Chamber works include for ten bass clarinets (performed multiple times by Sarah Watts).
She is the founder of ClimateKeys; a global initiative with a no-fly policy in which she and scores of other solo artist create concerts in collaboration with environmental experts and hold inclusive audience conversation as part of the concert. To date has triggered over 70 ClimateKeys concerts in 15 countries.
She collaborates in live performance with leading artists and thinkers including Hanif Kureishi, Mihir Bose, Sue Hubbard, Jeremy Leggett and Kate Raworth. .
She has been interviewed live on various local and national BBC radio shows including studio BBC R3 Jazz Line-Up, feature in front of a specially invited studio audience for RTE Radio’s The Blue of the Night, Science Matters, and In Tune (performance of work for 8 hands at one piano).
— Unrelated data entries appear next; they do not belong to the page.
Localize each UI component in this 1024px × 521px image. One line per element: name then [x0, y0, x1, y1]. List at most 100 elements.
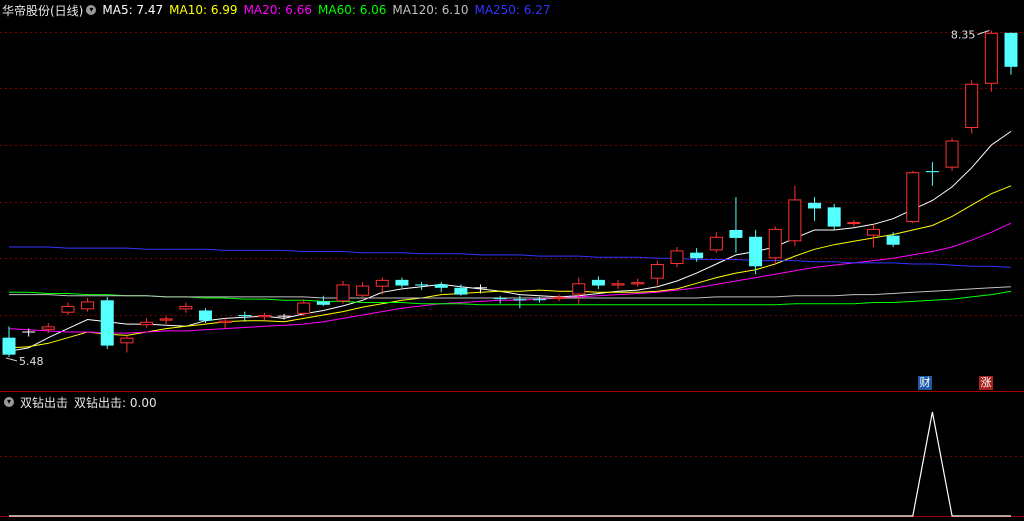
candle [1004, 32, 1018, 75]
candle [159, 316, 173, 325]
candle [808, 197, 822, 221]
candle [434, 282, 448, 293]
candle-body [513, 299, 527, 301]
candle-body [631, 282, 645, 285]
candle-body [886, 235, 900, 245]
ma60-label: MA60: 6.06 [318, 3, 387, 17]
candle [788, 185, 802, 246]
min-price-pointer [5, 357, 18, 362]
stock-title: 华帝股份(日线) [2, 3, 84, 18]
candle-body [925, 171, 939, 173]
candle-body [61, 305, 75, 313]
candle-body [159, 318, 173, 321]
kline-chart: 8.35 5.48 [0, 29, 1024, 517]
candle-body [81, 301, 95, 310]
candle-body [611, 283, 625, 286]
candle [886, 232, 900, 247]
candle-body [493, 298, 507, 300]
candle-body [808, 202, 822, 209]
indicator-value: 双钻出击: 0.00 [74, 395, 157, 410]
candle-body [709, 236, 723, 251]
candle-body [434, 284, 448, 288]
candle-body [415, 284, 429, 286]
candle [847, 219, 861, 227]
candle-body [316, 301, 330, 305]
candle-body [375, 279, 389, 287]
candle-body [827, 207, 841, 227]
grid-lines [0, 32, 1024, 517]
ma10-label: MA10: 6.99 [169, 3, 238, 17]
indicator-settings-icon[interactable]: ▾ [4, 397, 14, 407]
candle-body [2, 337, 16, 355]
candle [552, 294, 566, 302]
indicator-panel [9, 411, 1011, 517]
candle-body [572, 283, 586, 295]
candle [140, 318, 154, 328]
candle-body [768, 228, 782, 259]
candle [945, 138, 959, 172]
candle [277, 313, 291, 320]
candle-body [965, 83, 979, 129]
moving-average-lines [8, 130, 1012, 352]
candle [631, 278, 645, 287]
candle-body [257, 315, 271, 318]
candle [2, 326, 16, 357]
ma250-line [9, 246, 1012, 268]
candle [670, 247, 684, 268]
candle-body [238, 315, 252, 317]
candle [709, 232, 723, 253]
candle-body [906, 172, 920, 223]
candle [297, 299, 311, 317]
limit-up-badge[interactable]: 涨 [979, 376, 993, 390]
candle-body [690, 252, 704, 259]
candle [198, 308, 212, 323]
ma20-label: MA20: 6.66 [243, 3, 312, 17]
min-price-label: 5.48 [19, 355, 44, 368]
candle-body [120, 337, 134, 344]
candle [749, 230, 763, 275]
candle-body [984, 32, 998, 84]
indicator-header: ▾ 双钻出击 双钻出击: 0.00 [2, 393, 163, 411]
candle-body [41, 326, 55, 330]
candle [120, 335, 134, 353]
candle [729, 197, 743, 253]
indicator-name: 双钻出击 [20, 395, 69, 410]
candle [81, 298, 95, 312]
settings-circle-icon[interactable]: ▾ [86, 5, 97, 15]
candle-body [218, 320, 232, 323]
candle [965, 80, 979, 134]
candle-body [591, 279, 605, 286]
candle [650, 260, 664, 286]
candle [61, 302, 75, 315]
candle [336, 281, 350, 304]
candle-body [100, 300, 114, 346]
ma120-label: MA120: 6.10 [392, 3, 469, 17]
finance-badge[interactable]: 财 [918, 376, 932, 390]
candle-body [650, 264, 664, 279]
candle [493, 295, 507, 304]
candle-body [866, 228, 880, 236]
candle [827, 203, 841, 230]
candle [100, 296, 114, 349]
candle [257, 312, 271, 321]
candle-body [336, 284, 350, 302]
candle-body [847, 222, 861, 225]
candle [572, 277, 586, 304]
candle-body [297, 302, 311, 314]
candle [356, 282, 370, 298]
candle-body [552, 296, 566, 300]
candle [925, 162, 939, 186]
candle-body [670, 250, 684, 264]
candle-body [140, 321, 154, 326]
candle-body [356, 285, 370, 296]
candle-body [945, 140, 959, 168]
ma10-line [8, 185, 1012, 349]
price-annotations: 8.35 5.48 [5, 29, 990, 368]
ma5-line [8, 130, 1012, 352]
candle-body [532, 299, 546, 301]
candle-body [1004, 32, 1018, 67]
ma250-label: MA250: 6.27 [474, 3, 551, 17]
indicator-line [9, 411, 1011, 517]
candle-body [395, 279, 409, 286]
candle [906, 171, 920, 224]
She gives talks about music/environmental intersection, including Cambridge Festival of Ideas. She has been artist in residence at Naim Audio and is composer in residence at Markson Pianos (who launched her first eight piano suites in a special 7-part concert series); both positions followed her unsolicited approaches to the companies.
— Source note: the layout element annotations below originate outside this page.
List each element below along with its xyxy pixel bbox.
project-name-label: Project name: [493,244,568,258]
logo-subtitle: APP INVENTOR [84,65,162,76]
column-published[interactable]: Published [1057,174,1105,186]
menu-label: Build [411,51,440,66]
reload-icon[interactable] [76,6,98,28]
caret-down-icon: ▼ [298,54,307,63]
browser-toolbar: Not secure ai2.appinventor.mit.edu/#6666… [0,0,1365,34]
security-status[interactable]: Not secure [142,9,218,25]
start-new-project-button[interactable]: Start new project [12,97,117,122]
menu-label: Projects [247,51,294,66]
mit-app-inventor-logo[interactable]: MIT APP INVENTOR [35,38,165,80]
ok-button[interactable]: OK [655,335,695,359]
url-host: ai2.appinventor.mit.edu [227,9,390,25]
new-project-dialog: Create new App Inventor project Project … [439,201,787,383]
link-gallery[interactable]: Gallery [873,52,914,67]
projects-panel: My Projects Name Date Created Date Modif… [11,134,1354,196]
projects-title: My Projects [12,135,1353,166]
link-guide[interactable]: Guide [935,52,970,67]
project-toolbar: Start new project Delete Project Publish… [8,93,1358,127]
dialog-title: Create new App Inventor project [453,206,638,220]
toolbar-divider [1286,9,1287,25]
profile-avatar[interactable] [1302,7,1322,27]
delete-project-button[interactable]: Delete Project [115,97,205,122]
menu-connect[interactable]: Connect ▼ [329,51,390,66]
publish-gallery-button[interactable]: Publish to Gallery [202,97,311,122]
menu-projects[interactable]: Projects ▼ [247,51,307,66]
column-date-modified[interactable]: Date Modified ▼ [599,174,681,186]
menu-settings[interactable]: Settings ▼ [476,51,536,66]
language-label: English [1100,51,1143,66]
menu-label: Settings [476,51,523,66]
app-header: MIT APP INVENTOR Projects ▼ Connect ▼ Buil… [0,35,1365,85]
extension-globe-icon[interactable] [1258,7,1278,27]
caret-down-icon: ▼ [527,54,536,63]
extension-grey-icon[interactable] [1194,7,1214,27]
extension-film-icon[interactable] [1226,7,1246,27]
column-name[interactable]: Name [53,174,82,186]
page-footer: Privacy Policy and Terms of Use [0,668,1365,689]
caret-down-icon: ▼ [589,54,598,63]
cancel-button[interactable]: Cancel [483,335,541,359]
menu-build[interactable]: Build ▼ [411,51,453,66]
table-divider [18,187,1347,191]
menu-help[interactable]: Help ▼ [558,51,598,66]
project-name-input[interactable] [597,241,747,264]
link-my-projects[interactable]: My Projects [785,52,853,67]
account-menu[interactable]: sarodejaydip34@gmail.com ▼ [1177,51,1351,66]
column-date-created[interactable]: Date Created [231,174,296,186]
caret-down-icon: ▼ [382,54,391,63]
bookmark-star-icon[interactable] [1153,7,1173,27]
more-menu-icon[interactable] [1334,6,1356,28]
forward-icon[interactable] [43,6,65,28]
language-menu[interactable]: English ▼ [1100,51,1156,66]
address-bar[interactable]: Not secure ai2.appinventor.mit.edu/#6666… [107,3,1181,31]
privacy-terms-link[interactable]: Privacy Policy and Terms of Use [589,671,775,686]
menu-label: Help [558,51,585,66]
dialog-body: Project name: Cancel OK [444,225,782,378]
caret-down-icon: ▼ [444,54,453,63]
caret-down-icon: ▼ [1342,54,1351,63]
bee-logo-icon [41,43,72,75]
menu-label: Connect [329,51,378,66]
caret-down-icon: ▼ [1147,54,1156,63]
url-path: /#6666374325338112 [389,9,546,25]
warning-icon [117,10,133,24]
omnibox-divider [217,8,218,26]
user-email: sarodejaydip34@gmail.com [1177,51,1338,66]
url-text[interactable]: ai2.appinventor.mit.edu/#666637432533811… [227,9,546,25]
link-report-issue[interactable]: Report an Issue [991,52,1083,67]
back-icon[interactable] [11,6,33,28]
She worked with Ivory Duo Piano Ensemble to revive the only extant work by important early twentieth century African-American composer Helen Eugenia Hagan, transcribing the first movement of Piano Concerto in C Minor directly from the composer’s hand. This work now exists online - in the two-piano version scored by Hagan and is available to a growing number of piano duos contacting Lola for the score.
She has a long standing private piano teaching practice; student former Chancellor of the Exchequer Ed Ball praises her lessons in a Jay Rayner podcast.
She is currently composing new work for two pianos based on European folk melody. She is preparing a music and silent films project launching Spring 2021, touring to remote rural communities.
Lola Perrin is published by Lola Perrin Sheet Music distributed by Spartan Press. Lola has a no-fly policy. Artist-in-Residency posts have included at Naim Audio and Markson Pianos (current).